For me, I think there are three strands to this:
- My initial registration; without this I would never be where I am today.
- Being involved in education; I have co-ordinated the pre-clinical skills of students for over ten years. Seeing the student progression from grappling with holding a hand instrument for the first time, to confidently managing their patients on the clinical floor is a supreme privilege.
- Sharing my graduation day with my family, following completion of my doctoral thesis; this was such a personal journey for me, as a first generation student, sharing this moment with my family was very special indeed. I am immensely proud of the fact that I have been able to publish my research and contribute to raising the profile of DCP’s working in the profession.
What advice would you give your younger self on qualifying?
Facing challenge is part of the learning journey. How we manage our challenges says so much more about who we are, than the end result. The only achievement that has any true value, is one that has come about by being true to yourself and being kind to others.
Which of your mentors have influenced you the most?

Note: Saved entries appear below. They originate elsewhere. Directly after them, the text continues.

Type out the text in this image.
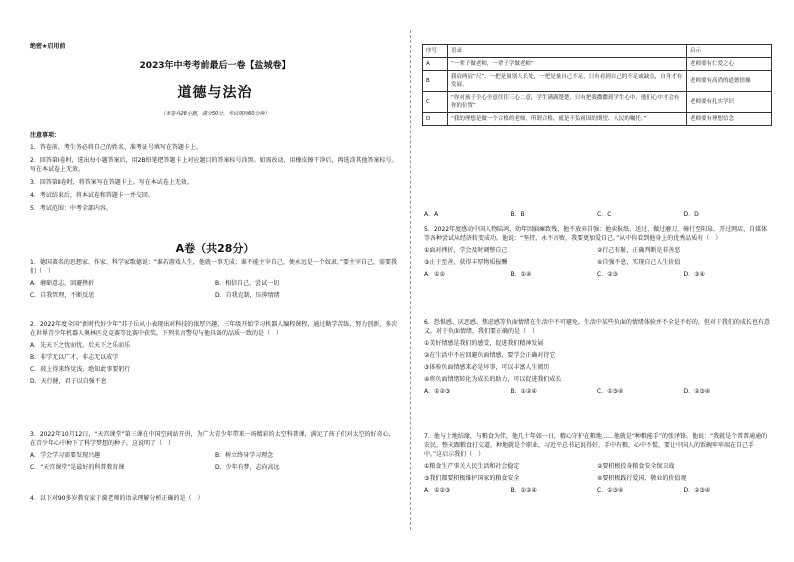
绝密★启用前
2023年中考考前最后一卷【盐城卷】
道德与法治
（本卷共28小题，满分50分，考试用时60分钟）
注意事项：
1．答卷前，考生务必将自己的姓名、准考证号填写在答题卡上。
2．回答第Ⅰ卷时，选出每小题答案后，用2B铅笔把答题卡上对应题目的答案标号涂黑。如需改动，用橡皮擦干净后，再选涂其他答案标号。写在本试卷上无效。
3．回答第Ⅱ卷时，将答案写在答题卡上。写在本试卷上无效。
4．考试结束后，将本试卷和答题卡一并交回。
5．考试范围：中考全部内容。
A卷（共28分）
1．德国著名的思想家、作家、科学家歌德说：“谁若游戏人生，他就一事无成；谁不能主宰自己，便永远是一个奴隶。”要主宰自己，需要我们（　）
A．磨砺意志，回避挫折	B．相信自己，尝试一切
C．自我管理，不断反思	D．自我克制，压抑情绪
2．2022年度全国“新时代好少年”苏子岳从小表现出对科技的浓厚兴趣，三年级开始学习机器人编程课程，通过勤学苦练，努力创新，多次在世界青少年机器人奥林匹克竞赛等比赛中获奖。下列名言警句与他具备的品质一致的是（　）
A．先天下之忧而忧，后天下之乐而乐
B．非学无以广才，非志无以成学
C．玻上得来终觉浅，绝知此事要躬行
D．天行健，君子以自强不息
3．2022年10月12日，“天宫课堂”第三课在中国空间站开讲，为广大青少年带来一场精彩的太空科普课，满足了孩子们对太空的好奇心，在青少年心中种下了科学梦想的种子。这说明了（　）
A．学会学习需要发现兴趣	B．树立终身学习理念
C．“天宫课堂”是最好的科普教育课	D．少年有梦，志向高远
4．以下对90多岁教育家于漪老师的语录理解分析正确的是（　）
序号	语录	启示
A	“一辈子做老师，一辈子学做老师”	老师要有仁爱之心
B	我肩两肩“尺”，一把是量别人长处，一把是量自己不足，只有看到自己的不足或缺点，自身才有发展。	老师要有高尚的道德情操
C	“你对孩子全心全意往往三心二意，学生满满楚楚，只有把我撒撒到学生心中，他们心中才会有你的位置”	老师要有扎实学识
D	“我的理想是做一个合格的老师，所谓合格，就是不负祖国的期望、人民的嘱托。”	老师要有理想信念
A．A	B．B	C．C	D．D
5．2022年度感动中国人物陆鸿，幼年因脑瘫致残，他不放弃自强：他卖报纸、送过、做过磨刀，骑行至阳泉，开过网店，自媒体等各种尝试从经济转变成功。他说：“坚持，永不言败，我要更加爱自己。”从中你看到他身上的优秀品质有（　）
①面对挫折，学会及时调整自己	②行己有耻，正确判断是非善恶
③止于至善，获得丰厚物质报酬	④自强不息，实现自己人生价值
A．①②	B．①④	C．②③	D．③④
6．恐惧感、厌恶感、焦虑感等负面情绪在生活中不可避免。生活中某些负面的情绪体验并不全是不好的，但对于我们的成长也有意义。对于负面情绪，我们要正确的是（　）
①美好情感是我们的感受，促进我们精神发展
②在生活中不应回避负面情感，要学会正确对待它
③体验负面情感来必是坏事，可以丰富人生阅历
④将负面情绪转化为成长的助力，可以促进我们成长
A．①②③	B．①②④	C．①③④	D．②③④
7．他与土地结缘，与粮食为伴，他几十年如一日，精心守护在粮地……他就是“种粮能手”的张泽锋。他说：“我就是个普普通通的农民，整天跟粮食打交道，种地就是个职业。习近平总书记说得好，手中有粮，心中不慌，要让中国人的饭碗牢牢端在自己手中。”这启示我们（　）
①粮食生产事关人民生活和社会稳定	②要积极投身粮食安全保卫战
③我们都要积极维护国家的粮食安全	④要积极践行爱国、敬业的价值观
A．①②③	B．①②④	C．①③④	D．②③④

This is interesting, as when I look back at my journey so far I feel that I have had the right mentors at the right times. I would struggle to say who has been the most pivotal in influencing my career, as without the individual support they have provided at each step of my journey I wouldn’t be where I am today. What I do know is that I am truly grateful for all of the expertise, knowledge and advice that has been provided to me over the years by my mentors.

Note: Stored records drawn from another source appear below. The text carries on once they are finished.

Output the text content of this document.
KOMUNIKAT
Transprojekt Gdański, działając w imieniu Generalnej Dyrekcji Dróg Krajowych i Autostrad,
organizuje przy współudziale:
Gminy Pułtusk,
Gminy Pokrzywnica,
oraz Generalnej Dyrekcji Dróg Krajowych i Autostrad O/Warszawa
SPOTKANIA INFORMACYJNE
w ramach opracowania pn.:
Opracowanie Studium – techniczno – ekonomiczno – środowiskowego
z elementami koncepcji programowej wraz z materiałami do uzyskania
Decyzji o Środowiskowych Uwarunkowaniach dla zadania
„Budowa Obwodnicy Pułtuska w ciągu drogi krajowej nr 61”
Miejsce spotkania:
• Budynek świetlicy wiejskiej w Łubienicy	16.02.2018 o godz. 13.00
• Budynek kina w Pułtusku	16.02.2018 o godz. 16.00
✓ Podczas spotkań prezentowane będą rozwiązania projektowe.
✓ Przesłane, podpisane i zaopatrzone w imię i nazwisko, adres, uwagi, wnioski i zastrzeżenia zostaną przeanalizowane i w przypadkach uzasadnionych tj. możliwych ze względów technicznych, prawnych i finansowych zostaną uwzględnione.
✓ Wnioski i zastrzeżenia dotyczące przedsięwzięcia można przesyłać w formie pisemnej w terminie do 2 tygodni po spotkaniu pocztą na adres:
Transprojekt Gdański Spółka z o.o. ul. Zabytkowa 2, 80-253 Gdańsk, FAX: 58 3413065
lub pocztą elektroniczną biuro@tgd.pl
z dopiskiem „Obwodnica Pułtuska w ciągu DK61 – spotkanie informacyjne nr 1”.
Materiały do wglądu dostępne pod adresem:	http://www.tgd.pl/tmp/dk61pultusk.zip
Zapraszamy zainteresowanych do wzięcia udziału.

How have you used mentoring throughout your career?
I have used a combination of formal and informal mentorship, alongside coaches, to underpin my career journey. As my career has progressed, I could see the benefit of the mentoring relationship for both the mentor and mentee, so as such, I have also mentored several of my peers and also alumni; the professional growth that arises from mentorship activities can be incredibly illuminating and rewarding for both parties.
Personally, I love the way the that the mentoring relationship allows people to view themselves from different perspectives. Life is not one dimensional, so having a trusted advisor to explore this with, supporting you to find your own voice and encouraging you to face challenges (you may otherwise have avoided), can be the catalyst which enables you to move your life from being ordinary and lift it into becoming something which is quite extraordinary.